I bought the x5000 board primarily for OS4, then stumbled upon MOS after reading about some past red vs blue war. Very sad for both sides. Like little children on both sides. I wanted to triple boot OS4, MOS, Linux but I now see PPC BE is largely dead from mainstream developer support. Linux 3D drivers have some long standing bug, Javascript engines with broken BE behavior, Hyperion nowhere to be found but maybe in court. Thank god for Trevor and A-Eon bringing new hardware to market and seeming to pick up software/kernel development too. It is what it is and I knew there were limitations going in. Expensive board yes-but I like it. I really do think there is an advantage in supporting new hardware-not stuck in decade old hardware. Thanks for porting MOS to the board. I will probably buy 1 of the suggested cards for MOS. OTOH I came to "niche" systems precisely as they are not x86 and with that being said I have little interest in MOS-x64.
My next project is an ARM64 workstation build. Dan A4 case, SolidRun LX2160 board, NVMe, DDR4, PCIE, undecided on which AMD GPU.
Thanks for all the suggestions
Heck once MOS-x64 is out, surely the devs write architecture agnostic code and will support modern GPU's & features they might think to themselves about those forum posters asking about GPU drivers and just maybe change arch from x64 to PPCBE and "port" their new drivers to the "old" system? Haha
Quote:Andreas_Wolf wrote:
> Go to hyperions forums stating you got a Cyrus Plus board
> for MorphOS, but you want a gfx card that will work fully with
> both operating systems. Please report back how it goes
The difference is that with any fully MorphOS-supported card installed in the X5000 you can still run OS4 in 2D, while with any fully OS4-supported card you cannot run MorphOS at all.

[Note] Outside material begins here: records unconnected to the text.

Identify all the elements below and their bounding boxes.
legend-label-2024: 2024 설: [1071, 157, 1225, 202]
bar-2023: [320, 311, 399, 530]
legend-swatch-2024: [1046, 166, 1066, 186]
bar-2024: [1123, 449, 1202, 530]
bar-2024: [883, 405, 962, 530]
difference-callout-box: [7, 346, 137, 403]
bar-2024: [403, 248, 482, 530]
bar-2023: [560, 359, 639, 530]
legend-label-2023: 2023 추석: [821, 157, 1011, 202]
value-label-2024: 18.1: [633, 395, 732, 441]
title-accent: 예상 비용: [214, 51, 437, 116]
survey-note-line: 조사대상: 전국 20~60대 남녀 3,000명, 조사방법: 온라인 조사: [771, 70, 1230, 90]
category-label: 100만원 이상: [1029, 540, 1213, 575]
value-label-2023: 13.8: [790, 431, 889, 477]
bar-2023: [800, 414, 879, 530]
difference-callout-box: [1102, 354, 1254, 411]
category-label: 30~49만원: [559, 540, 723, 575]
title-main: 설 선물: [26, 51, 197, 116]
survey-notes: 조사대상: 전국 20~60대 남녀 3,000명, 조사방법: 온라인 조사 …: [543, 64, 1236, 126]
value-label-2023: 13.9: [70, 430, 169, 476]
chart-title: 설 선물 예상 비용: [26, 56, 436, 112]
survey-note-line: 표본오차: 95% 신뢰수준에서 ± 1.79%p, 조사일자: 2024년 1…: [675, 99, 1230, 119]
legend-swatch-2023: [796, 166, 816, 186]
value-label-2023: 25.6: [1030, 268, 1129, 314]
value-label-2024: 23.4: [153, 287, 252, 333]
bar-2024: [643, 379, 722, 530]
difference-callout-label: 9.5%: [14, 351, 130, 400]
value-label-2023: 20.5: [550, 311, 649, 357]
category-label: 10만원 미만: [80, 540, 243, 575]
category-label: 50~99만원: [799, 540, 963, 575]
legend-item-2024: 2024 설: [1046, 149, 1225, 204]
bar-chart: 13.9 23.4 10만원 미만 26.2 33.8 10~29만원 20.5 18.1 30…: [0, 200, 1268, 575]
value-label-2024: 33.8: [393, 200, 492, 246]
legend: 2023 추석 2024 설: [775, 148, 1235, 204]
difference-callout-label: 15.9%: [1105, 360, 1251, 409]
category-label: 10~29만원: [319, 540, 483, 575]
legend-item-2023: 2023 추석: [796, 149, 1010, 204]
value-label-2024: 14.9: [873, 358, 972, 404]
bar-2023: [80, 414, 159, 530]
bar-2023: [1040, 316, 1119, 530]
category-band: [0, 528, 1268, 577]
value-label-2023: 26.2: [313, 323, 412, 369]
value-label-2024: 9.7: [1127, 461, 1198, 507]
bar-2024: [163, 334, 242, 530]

> developers that publicly wish their own customers [...] would die in a fire
To be fair, this was only one single developer
> X5000 should have never been supported. It was largely done in
> response to a handful of people who claimed they only would use
> MorphOS if they could buy brand new hardware, price be damned.
Seems they didn't learn from the previous Sam460 fiasco
(In their defense it should be said that by the time MorphOS was released for the Sam460, the Sam460ex had been superseded by the inferior Sam460cr which had several MorphOS-supported components removed that never could all be replaced by supported PCIe cards due to a severe MorphOS bug even unresolved today, AFAIK.)
> The OS4 side went completely without 3D acceleration at all on [...] X5000
This is not true. The graphics cards the X5000 was delivered with were 3D-supported (Warp3D, Warp3D Nova, OpenGL ES 2) by A-Eon right from the X5000 release in 2016.
> until FINALLY relatively recently did a 3rd party fill the void Hyperion
> couldn't or wouldn't.
We're talking about 5 years ago for Warp3D and 4 years ago for Warp3D Nova.
> MorphOS [...] only recently needed to start rolling PCIe drivers.
The Sam460 port was released half a decade ago
> To this day OS4 aims to stay on expensive boutique PPC hardware.
...and emulators on cheap x86(-64) hardware (see Z3 RAM usage enabled by Hyperion).
> MorphOS's goal over the last decade or so has been to use
> inexpensive commodity hardware.
Yes, one really wonders how the unpaid and certainly non-trivial Sam460 and X5000 ports fit this goal.